Whereas "Seating Chart" depicts the awkwardness of social life, another collection of drawings, black and white and cartoon-like, and sketchy in their formal quality, comment on the nature of the art world. Individuals in exaggeratedly cool poses casually ask each other, "Are you going to Basel?" The pictures poke fun at the pretensions nature of this world of art, just as "A Phrase Guide for the Spring Art Season," depicts two columns. They show the comments an individual will say to an artist or about the exhibition, "I love your work!" and "It's so cinematic!" for example, which are then placed next to what the individual is actually thinking "Can I go now?" and "Seemingly endless," respectively.

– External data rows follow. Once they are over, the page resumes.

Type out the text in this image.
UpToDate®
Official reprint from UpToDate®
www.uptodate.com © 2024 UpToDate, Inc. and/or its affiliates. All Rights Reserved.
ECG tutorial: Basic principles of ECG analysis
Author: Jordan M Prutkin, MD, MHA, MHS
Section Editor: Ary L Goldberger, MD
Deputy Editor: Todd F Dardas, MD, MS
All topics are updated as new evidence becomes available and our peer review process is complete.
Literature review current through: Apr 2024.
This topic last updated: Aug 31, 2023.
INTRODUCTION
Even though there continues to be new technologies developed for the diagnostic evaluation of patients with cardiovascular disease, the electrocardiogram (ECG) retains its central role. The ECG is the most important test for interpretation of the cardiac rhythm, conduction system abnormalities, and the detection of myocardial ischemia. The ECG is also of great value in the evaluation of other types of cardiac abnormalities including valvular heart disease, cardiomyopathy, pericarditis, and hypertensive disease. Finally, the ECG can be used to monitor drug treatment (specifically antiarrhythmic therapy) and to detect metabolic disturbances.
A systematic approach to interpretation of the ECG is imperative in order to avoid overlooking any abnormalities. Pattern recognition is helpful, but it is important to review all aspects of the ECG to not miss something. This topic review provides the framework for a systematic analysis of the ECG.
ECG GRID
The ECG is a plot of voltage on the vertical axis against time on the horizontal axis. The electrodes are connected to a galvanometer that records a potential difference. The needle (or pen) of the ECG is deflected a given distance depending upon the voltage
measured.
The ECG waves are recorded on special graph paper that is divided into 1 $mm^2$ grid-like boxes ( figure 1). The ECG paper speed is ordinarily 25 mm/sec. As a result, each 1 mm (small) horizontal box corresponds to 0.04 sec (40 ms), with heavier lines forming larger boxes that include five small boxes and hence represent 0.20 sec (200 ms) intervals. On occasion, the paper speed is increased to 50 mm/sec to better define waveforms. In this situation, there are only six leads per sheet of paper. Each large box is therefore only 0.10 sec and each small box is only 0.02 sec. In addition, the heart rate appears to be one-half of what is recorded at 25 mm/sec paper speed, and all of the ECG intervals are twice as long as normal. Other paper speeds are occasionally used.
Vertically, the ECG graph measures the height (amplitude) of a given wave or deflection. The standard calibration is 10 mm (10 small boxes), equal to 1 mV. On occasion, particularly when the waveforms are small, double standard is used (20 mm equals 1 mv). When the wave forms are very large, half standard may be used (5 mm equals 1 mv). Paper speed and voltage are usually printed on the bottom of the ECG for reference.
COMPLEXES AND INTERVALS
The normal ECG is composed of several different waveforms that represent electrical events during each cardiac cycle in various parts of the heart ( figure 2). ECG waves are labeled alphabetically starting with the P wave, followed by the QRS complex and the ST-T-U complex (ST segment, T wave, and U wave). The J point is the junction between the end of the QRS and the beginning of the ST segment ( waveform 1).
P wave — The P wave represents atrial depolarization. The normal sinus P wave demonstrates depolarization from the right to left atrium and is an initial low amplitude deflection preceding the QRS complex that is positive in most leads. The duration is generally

Another grouping of drawings depicts the intimate moment of physical touch between couples as they cuddle and relax together. Laying next to each other, the couples Sillman drew were her personal friends who she requested to sit together in whatever pose they wanted so long as they were physically touching. Sillman first drew them in that staged instance of physical intimacy and then, once she was at her apartment, would redraw the event from memory. Here we see images of painful awkwardness mingled with occasional moments of happiness that depict the true nature of relationships. From these drawings where physical contact is emphasized, Sillman made the formal leap to large scale, geometric abstractions. The original drawings serve as a template for these paintings that have blocks of color, vectored lines and a pulsating energy to depict the physical intimacy of the original drawings.

Not all of Sillman's paintings are abstractions, though. In "Me & Ugly Mountain," a small, diminutive figure, standing in the left hand corner of the snowy, white landscape is completely dwarfed by the mountainous bundle of human anxiety, composed of various limbs and geometric shapes behind. The figure pulls this bundle behind her with a thin stream of string. She stands passively, her face is inactive and the image displays the fears and baggage everyday, average people carry constantly inside themselves.

Sillman's work has the uncanny ability to connect to audience members as she cuts through the smoke and mirrors of appearance to reveal the uncomfortable and at times debilating emotions that wreak havoc on one's existence. This engaging exhibition is on view till the 5th of January.